I didn't say Victorian art was a pinnacle, but juxtaposed to most of what came after it, it is far superior to the amateurish spatterings of paint or grotesque amalgams of various materials that pass for skilled products. It's as if artists decided to reset to the equivalent of etching on the inside of caves or dancing around a fire (performance art!). It doesn't have to be "life affirming" though. John Martin is one of my favorite artists if not favorite and his artwork was far more tragic than affirming. But it captured broadly human condition, with all its concomitant fears, awe, tragedy, and occasional tranquility. It's arguable that Victorian Art was regression from the more classically inspired predecessors in terms of content if not technique as the scope of human experience represented was reduced. Acclaimed modern art appears to represent nothing but the nihilistic emptiness of both the individual producer and the small echo chamber of admirers. Nietzsche predicted, but did not condone.

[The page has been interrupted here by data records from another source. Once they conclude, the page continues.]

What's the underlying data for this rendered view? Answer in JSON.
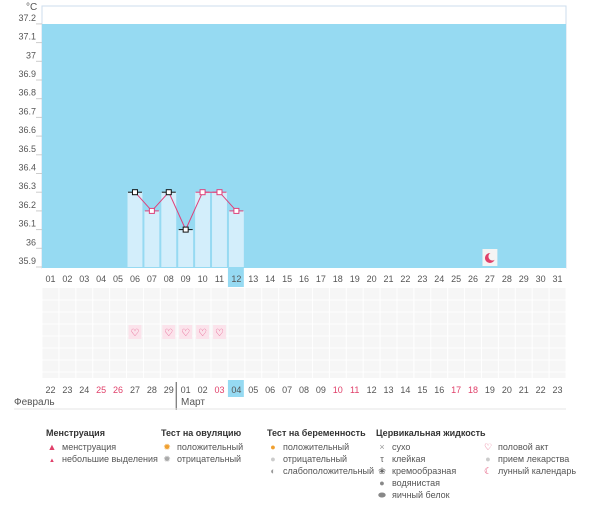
{
  "chart_data": {
    "type": "line",
    "ylabel": "°C",
    "ylim": [
      35.9,
      37.3
    ],
    "yticks": [
      35.9,
      36,
      36.1,
      36.2,
      36.3,
      36.4,
      36.5,
      36.6,
      36.7,
      36.8,
      36.9,
      37,
      37.1,
      37.2
    ],
    "ytick_labels": [
      "35.9",
      "36",
      "36.1",
      "36.2",
      "36.3",
      "36.4",
      "36.5",
      "36.6",
      "36.7",
      "36.8",
      "36.9",
      "37",
      "37.1",
      "37.2"
    ],
    "cycle_days": [
      "01",
      "02",
      "03",
      "04",
      "05",
      "06",
      "07",
      "08",
      "09",
      "10",
      "11",
      "12",
      "13",
      "14",
      "15",
      "16",
      "17",
      "18",
      "19",
      "20",
      "21",
      "22",
      "23",
      "24",
      "25",
      "26",
      "27",
      "28",
      "29",
      "30",
      "31"
    ],
    "today_index": 11,
    "series": [
      {
        "name": "temperature",
        "points": [
          {
            "day": "06",
            "value": 36.3,
            "marker": "black"
          },
          {
            "day": "07",
            "value": 36.2,
            "marker": "pink"
          },
          {
            "day": "08",
            "value": 36.3,
            "marker": "black"
          },
          {
            "day": "09",
            "value": 36.1,
            "marker": "black"
          },
          {
            "day": "10",
            "value": 36.3,
            "marker": "pink"
          },
          {
            "day": "11",
            "value": 36.3,
            "marker": "pink"
          },
          {
            "day": "12",
            "value": 36.2,
            "marker": "pink"
          }
        ]
      }
    ],
    "moon_day": "27",
    "sex_days": [
      "06",
      "08",
      "09",
      "10",
      "11"
    ],
    "dates": [
      {
        "label": "22",
        "red": false
      },
      {
        "label": "23",
        "red": false
      },
      {
        "label": "24",
        "red": false
      },
      {
        "label": "25",
        "red": true
      },
      {
        "label": "26",
        "red": true
      },
      {
        "label": "27",
        "red": false
      },
      {
        "label": "28",
        "red": false
      },
      {
        "label": "29",
        "red": false
      },
      {
        "label": "01",
        "red": false
      },
      {
        "label": "02",
        "red": false
      },
      {
        "label": "03",
        "red": true
      },
      {
        "label": "04",
        "red": false
      },
      {
        "label": "05",
        "red": false
      },
      {
        "label": "06",
        "red": false
      },
      {
        "label": "07",
        "red": false
      },
      {
        "label": "08",
        "red": false
      },
      {
        "label": "09",
        "red": false
      },
      {
        "label": "10",
        "red": true
      },
      {
        "label": "11",
        "red": true
      },
      {
        "label": "12",
        "red": false
      },
      {
        "label": "13",
        "red": false
      },
      {
        "label": "14",
        "red": false
      },
      {
        "label": "15",
        "red": false
      },
      {
        "label": "16",
        "red": false
      },
      {
        "label": "17",
        "red": true
      },
      {
        "label": "18",
        "red": true
      },
      {
        "label": "19",
        "red": false
      },
      {
        "label": "20",
        "red": false
      },
      {
        "label": "21",
        "red": false
      },
      {
        "label": "22",
        "red": false
      },
      {
        "label": "23",
        "red": false
      }
    ],
    "month_feb": "Февраль",
    "month_mar": "Март"
  },
  "colors": {
    "sky": "#96daf2",
    "bar": "#d3eefb",
    "today": "#96daf2",
    "line": "#e0407a",
    "red_text": "#e0406a",
    "text": "#555555"
  },
  "legend": {
    "menstruation": {
      "title": "Менструация",
      "items": [
        "менструация",
        "небольшие выделения"
      ]
    },
    "ovulation": {
      "title": "Тест на овуляцию",
      "items": [
        "положительный",
        "отрицательный"
      ]
    },
    "pregnancy": {
      "title": "Тест на беременность",
      "items": [
        "положительный",
        "отрицательный",
        "слабоположительный"
      ]
    },
    "cervical": {
      "title": "Цервикальная жидкость",
      "items": [
        "сухо",
        "клейкая",
        "кремообразная",
        "водянистая",
        "яичный белок"
      ]
    },
    "other": {
      "items": [
        "половой акт",
        "прием лекарства",
        "лунный календарь"
      ]
    }
  }
}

It's not superior, that's where you're basing everyone entirely on your tired notion of craft and skill. Kerry James Marshall is actually an incredibly talented artist. He can draw/paint in a realist mode, but he chooses not to. Why is that? Does it just mean he's a bad artist? He's clearly talented, but you don't know that because you don't know anything about him beyond a cursory Google search. So why does he choose to paint in a less realist mode? Is it because he's tapping into a variant of African imagery? Is he channeling an interwar modernist style that privileged expression over anatomical accuracy? Is it because he sees anatomical accuracy as indicative of (or at least related to) medical practices that categorize blacks as hierarchically inferior to whites?
Does any of this cross your mind? No, you look at the pictures and think "That's not pretty." Deep, bro.
I've never read McCarthy but I assume his ability to craft a story is decent based on the movie adaptation of No Country for Old Men. I'm sympathetic to deontology but Kant was a bad writer .
Kant was a bad writer. Has it occurred to you that the criteria for good/bad writing changes depending on the mode/genre of writing? Again, seemingly no.